Sekitar 500 warga Baduy Dalam tidak akan mencoblos atau Golput pada Pemilihan Umum (Pemilu) 2019. Absennya warga Baduy Dalam saat Pemilu merupakan aturan adat yang harus ditaati oleh warga Baduy Dalam.
Kepala Desa Kanekes Jaro Saija mengatakan aturan untuk tidak mencoblos ini berlaku bagi warga baduy dalam di tiga kampung di Desa Kanekes, Kecamatan Leuwidamar, Kabupaten Lebak. Yakni kampung Cibeo, kampung Cikuesik, kampung Cikartawana.
Sedangkan untuk Baduy Luar secara aturan adat agak longgar dan dibolehkan ikut Pemilu. Ada sekitar 6.000an orang, kata Saija, yang akan menentukan pilihan dan telah masuk DPT di 27 bilik suara yang disediakan KPU.
"Memang Baduy Dalam tidak melakukan milih, kalau Baduy Luar melakukan. Itu sudah aturan sejak dulu dari pertama ada pemilu," kata Saija saat dikonfirmasi, Selasa (2/4).
Jaro Saija menjelaskan menurut aturan adat, warga Baduy Dalam tidak boleh berpihak dalam hal apapun termasuk dalam Pemilu. Warga Baduy diharuskan mendukung seluruh bangsa dan seluruh agama.
"Menurut aturan adat memang di (baduy) dalam ada larangan adat.
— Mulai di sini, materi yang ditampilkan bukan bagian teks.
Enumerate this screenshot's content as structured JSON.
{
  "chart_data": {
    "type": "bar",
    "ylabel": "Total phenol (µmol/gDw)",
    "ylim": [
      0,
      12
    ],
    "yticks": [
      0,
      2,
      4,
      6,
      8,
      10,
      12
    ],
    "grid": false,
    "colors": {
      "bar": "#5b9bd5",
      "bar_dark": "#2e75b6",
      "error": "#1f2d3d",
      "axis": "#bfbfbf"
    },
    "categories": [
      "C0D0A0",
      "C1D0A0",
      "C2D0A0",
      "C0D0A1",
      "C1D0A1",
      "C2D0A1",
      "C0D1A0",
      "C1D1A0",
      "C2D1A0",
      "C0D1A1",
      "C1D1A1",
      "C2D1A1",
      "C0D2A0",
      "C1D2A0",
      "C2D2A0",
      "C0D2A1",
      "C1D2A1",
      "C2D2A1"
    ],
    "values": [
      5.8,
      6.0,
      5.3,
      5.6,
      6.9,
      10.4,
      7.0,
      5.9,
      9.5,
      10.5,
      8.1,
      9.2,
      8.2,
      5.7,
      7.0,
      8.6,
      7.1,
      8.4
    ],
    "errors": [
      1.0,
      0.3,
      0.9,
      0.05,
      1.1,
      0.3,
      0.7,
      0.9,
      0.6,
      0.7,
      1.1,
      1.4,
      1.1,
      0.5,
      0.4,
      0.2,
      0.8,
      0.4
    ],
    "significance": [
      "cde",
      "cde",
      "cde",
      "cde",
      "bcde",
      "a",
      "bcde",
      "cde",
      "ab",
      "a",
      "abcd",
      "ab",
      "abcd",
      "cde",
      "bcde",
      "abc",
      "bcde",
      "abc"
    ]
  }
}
Intinya tidak mau berpihak, istilahnya Lunang (ngilu kanu menang/ikut kepada yang menang)," katanya.
Bahkan aktivitas kampanye pun tidak boleh dilakukan oleh partai atau Capres mana pun di desa Kanekes yang menjadi tempat pemukiman Baduy Dalam maupun di Baduy Luar. "Di desa kanekes tidak ada kampanye menjaga kerawanan dan pecah belah," katanya.
Untuk diketahui, ciri pembeda mencolok warga Baduy Dalam dan Baduy Luar adalah ikat kepala dan pakaian. Baduy Dalam berwarna putih dan tidak boleh menggunakan alas kaki dan berkendara.